Ni que decir tiene que éste también es un tema que reclama sensibilidad y equilibrio, en este caso entre culturas hegemónicas y minorizadas en el Estado. De entrada, los padres de la Constitución de 1978, siguiendo la estela de la de 1931, instituyeron un modelo lingüístico que sólo menciona el castellano, que es de obligado conocimiento y oficial en todas partes. No se les ocurrió hacer como en Quebec o en las esquinas suizas, donde se puede utilizar cualquier lengua oficial, por supuesto en las instituciones que son comunes. Quiero decir que el hecho de que el catalán sea una lengua con una notable demografía (más de 10 millones de hablantes) y cuente con una amplia producción cultural y comunicativa debe llevar a cambios estructurales para que el Estado se reconozca de una vez por todas como plurilingüe. No bastan medidas ejecutivas como el formato bilingüe del documento de identidad o el permiso de conducir.

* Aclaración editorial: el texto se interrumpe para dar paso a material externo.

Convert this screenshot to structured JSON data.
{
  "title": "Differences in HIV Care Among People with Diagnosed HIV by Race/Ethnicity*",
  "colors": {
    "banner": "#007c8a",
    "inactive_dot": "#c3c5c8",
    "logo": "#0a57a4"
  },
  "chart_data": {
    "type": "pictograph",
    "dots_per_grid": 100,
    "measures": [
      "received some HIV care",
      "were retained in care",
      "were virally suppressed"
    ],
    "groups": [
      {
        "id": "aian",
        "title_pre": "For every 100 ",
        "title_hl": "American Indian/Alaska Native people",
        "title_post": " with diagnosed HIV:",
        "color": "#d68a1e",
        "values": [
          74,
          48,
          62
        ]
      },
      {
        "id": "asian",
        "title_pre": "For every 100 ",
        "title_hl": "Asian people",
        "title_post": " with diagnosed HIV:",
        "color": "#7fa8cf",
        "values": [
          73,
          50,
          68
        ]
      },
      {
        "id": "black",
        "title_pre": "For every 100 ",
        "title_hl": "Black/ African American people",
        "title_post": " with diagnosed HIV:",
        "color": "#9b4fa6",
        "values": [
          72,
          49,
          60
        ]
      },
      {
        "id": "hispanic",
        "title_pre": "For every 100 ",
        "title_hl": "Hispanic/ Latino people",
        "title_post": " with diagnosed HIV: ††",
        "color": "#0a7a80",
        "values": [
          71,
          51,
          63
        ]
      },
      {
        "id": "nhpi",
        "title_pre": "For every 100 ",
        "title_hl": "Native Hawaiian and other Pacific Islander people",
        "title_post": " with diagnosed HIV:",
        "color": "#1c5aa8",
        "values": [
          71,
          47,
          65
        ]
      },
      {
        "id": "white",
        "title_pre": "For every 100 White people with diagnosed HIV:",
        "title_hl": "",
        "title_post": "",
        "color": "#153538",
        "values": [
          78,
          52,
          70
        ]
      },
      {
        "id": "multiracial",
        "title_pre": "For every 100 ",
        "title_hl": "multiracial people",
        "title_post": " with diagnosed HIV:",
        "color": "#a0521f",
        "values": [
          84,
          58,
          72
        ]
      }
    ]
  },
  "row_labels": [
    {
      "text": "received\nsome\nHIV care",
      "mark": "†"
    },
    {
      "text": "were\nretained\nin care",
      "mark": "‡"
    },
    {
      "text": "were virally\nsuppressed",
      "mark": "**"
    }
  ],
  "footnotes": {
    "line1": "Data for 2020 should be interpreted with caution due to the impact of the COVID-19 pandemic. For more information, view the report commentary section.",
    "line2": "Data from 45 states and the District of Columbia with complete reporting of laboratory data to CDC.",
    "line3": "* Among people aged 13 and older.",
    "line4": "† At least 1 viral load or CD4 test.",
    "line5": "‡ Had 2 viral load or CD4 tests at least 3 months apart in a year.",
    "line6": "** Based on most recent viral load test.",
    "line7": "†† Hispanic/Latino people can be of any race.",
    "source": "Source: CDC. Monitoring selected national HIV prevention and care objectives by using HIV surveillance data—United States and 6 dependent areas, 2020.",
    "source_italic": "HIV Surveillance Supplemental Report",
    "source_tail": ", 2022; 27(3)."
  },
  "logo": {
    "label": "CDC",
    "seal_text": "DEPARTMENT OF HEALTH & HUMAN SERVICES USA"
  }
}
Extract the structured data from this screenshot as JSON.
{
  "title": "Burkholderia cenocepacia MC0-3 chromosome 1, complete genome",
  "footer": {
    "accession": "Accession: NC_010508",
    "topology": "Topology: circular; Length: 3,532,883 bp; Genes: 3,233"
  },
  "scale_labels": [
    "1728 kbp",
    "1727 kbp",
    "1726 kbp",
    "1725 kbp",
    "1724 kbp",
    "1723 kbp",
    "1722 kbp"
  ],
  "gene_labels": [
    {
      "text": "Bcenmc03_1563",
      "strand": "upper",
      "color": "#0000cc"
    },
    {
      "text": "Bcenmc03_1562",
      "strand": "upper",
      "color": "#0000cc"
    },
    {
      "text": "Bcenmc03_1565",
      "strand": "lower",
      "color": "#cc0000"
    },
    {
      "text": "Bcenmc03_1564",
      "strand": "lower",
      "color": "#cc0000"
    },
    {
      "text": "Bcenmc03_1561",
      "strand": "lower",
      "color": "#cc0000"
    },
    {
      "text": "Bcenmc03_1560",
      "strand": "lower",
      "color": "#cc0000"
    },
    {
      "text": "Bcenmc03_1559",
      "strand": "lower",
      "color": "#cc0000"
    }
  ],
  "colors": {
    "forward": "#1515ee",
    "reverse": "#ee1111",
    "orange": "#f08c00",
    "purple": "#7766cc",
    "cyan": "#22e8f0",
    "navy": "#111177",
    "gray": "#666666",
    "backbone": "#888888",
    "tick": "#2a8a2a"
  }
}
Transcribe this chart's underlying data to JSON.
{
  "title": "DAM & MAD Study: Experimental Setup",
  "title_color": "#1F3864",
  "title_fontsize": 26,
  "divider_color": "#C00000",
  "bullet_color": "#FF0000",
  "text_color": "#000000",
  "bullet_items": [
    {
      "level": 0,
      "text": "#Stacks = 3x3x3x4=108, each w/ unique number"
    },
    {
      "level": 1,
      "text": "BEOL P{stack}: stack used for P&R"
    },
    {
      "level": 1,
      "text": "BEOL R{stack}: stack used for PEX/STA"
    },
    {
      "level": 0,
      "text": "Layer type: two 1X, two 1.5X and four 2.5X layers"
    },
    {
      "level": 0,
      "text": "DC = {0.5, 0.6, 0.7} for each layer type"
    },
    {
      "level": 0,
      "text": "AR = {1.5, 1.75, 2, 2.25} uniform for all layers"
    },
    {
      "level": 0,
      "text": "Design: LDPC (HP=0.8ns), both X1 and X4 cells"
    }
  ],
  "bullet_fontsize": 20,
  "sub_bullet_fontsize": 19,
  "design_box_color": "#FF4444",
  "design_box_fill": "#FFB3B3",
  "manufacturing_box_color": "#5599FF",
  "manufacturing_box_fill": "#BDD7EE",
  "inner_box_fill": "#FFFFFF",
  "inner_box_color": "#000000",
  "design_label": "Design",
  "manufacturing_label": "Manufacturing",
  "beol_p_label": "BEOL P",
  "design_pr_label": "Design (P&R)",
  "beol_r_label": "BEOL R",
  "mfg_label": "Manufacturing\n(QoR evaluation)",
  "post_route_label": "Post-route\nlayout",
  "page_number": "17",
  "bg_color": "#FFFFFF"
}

Es necesario que el plurilingüismo se normalice en los tribunales y en la Administración del Estado, como reclama el Comité de Ministros del Consejo de Europa en las sucesivas rondas de monitorización de la Carta Europea de Lenguas Regionales y Minoritarias.
Ciertamente, en este contexto toman especial valor algunos acuerdos políticos recientemente orientados a la garantía del plurilingüismo, como la reforma del Reglamento del Congreso de los Diputados, que ha permitido utilizar cualquiera de las lenguas oficiales, o el compromiso de favorecer la presencia de todas las lenguas oficiales en la UE, donde son oficiales otras lenguas menos habladas como el danés, el gaélico (irlandés), el croata, el esloveno, el maltés, el lituano, el letón o el estonio. Pero todo esto sería más fácil y más sostenible si antes damos pasos dentro a favor del reconocimiento político, institucional y legal del plurilingüismo.